The go-to safety net of the market is breaking apart—and quickly.

In March, the S&P 500 has been under pressure at the same time that bond yields are spiking, causing prices of long-duration U.S. bonds to drop. The index is down more than 3% so far this month. Meanwhile, the iShares 20+ Year Treasury Bond ETF (NASDAQ:TLT), an ETF that is commonly used as a hedge against declines in the stock market, also fell in tandem with the market—challenging the most well-known relationship in portfolio construction.

What's causing this problem is the rapid rise in bond yields. The 2-year U.S. Treasury note has increased by 33 basis points this month, the largest move since October 2024.

The 60/40 Problem, Playing Out In Real Time

Investors have long used bonds as a hedge against the ups and downs of the stock market. But that strategy is no longer working.

Core bond ETFs such as the Vanguard Total Bond Market ETF (NASDAQ:BND) and the iShares Core US Aggregate Bond ETF (NYSE:AGG) are also falling with the stock market, providing little respite on the downside. Instead of acting as ballast, bonds are becoming a source of stress.
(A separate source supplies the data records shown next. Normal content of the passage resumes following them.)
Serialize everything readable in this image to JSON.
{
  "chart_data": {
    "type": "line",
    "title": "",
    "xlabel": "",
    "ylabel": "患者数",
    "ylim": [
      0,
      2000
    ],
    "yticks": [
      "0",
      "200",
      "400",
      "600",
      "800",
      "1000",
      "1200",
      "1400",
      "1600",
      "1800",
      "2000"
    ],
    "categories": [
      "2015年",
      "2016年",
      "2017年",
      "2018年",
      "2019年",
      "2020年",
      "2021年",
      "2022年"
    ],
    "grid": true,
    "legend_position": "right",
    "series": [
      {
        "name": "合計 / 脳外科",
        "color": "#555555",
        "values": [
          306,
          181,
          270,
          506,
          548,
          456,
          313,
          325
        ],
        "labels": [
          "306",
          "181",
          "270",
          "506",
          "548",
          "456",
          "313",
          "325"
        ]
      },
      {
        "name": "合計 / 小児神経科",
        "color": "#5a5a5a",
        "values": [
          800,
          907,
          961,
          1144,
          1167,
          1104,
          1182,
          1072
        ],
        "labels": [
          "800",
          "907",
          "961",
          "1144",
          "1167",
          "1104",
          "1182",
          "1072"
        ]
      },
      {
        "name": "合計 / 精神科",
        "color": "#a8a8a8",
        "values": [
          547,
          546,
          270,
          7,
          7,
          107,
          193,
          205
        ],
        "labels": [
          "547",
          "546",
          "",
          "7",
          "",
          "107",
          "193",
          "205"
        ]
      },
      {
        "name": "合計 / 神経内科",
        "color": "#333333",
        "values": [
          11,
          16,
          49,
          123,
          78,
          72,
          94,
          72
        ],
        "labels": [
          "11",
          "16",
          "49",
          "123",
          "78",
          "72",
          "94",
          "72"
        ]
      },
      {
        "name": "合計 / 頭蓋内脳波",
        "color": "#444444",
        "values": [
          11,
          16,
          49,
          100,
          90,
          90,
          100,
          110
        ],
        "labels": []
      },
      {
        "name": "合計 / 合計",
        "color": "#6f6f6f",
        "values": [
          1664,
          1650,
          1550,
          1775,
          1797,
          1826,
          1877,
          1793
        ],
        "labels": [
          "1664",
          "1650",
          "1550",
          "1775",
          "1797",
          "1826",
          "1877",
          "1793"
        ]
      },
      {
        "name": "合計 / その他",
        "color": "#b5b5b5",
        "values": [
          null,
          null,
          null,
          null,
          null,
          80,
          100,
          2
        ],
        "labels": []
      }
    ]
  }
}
But even shifting to credit is not helping. Corporate bond funds such as the iShares iBoxx $ Investment Grade Corporate Bond ETF (NYSE:LQD) and high-yield bond funds such as the SPDR Bloomberg High Yield Bond ETF (NYSE:JNK) are behaving more like equities, falling as risk sentiment weakens.

Where Investors May Need To Look Instead

With traditional hedges failing, investors may need to rethink what "defensive" exposure looks like in a higher-inflation, rising-yield environment.

Funds with short durations, such as the Schwab Short-Term U.S. Treasury ETF (NYSE:SCHO) or the Vanguard Short Term Bond ETF (NYSE:BSV), could potentially offer greater stability given their relatively low sensitivity to interest rate movements.

Inflation-linked securities are another category that could be considered. ETFs such as the iShares TIPS Bond ETF (NYSE:TIP) and the Vanguard Short Term Inflation-Protected Securities ETF (NASDAQ:VTIP) are designed to adjust with inflation, making them potentially more resilient than traditional bonds.

Commodities are another sector that could potentially play a role in such a scenario. Broad-based ETFs such as the Invesco Optimum Yield Diversified Commodity Strategy No K-1 ETF (NASDAQ:PDBC) or the Invesco DB Commodity Index Tracking Fund (NYSE:DBC), as well as energy sector ETFs such as the Energy Select Sector SPDR Fund (NYSE:XLE), could potentially offer exposure to sectors that are likely to perform better in an inflation scenario.

Alternative investments such as the Simplify Managed Futures Strategy ETF (NYSE:CTA) could also be on the radar, given their potential for going both long and short across asset classes in volatile markets.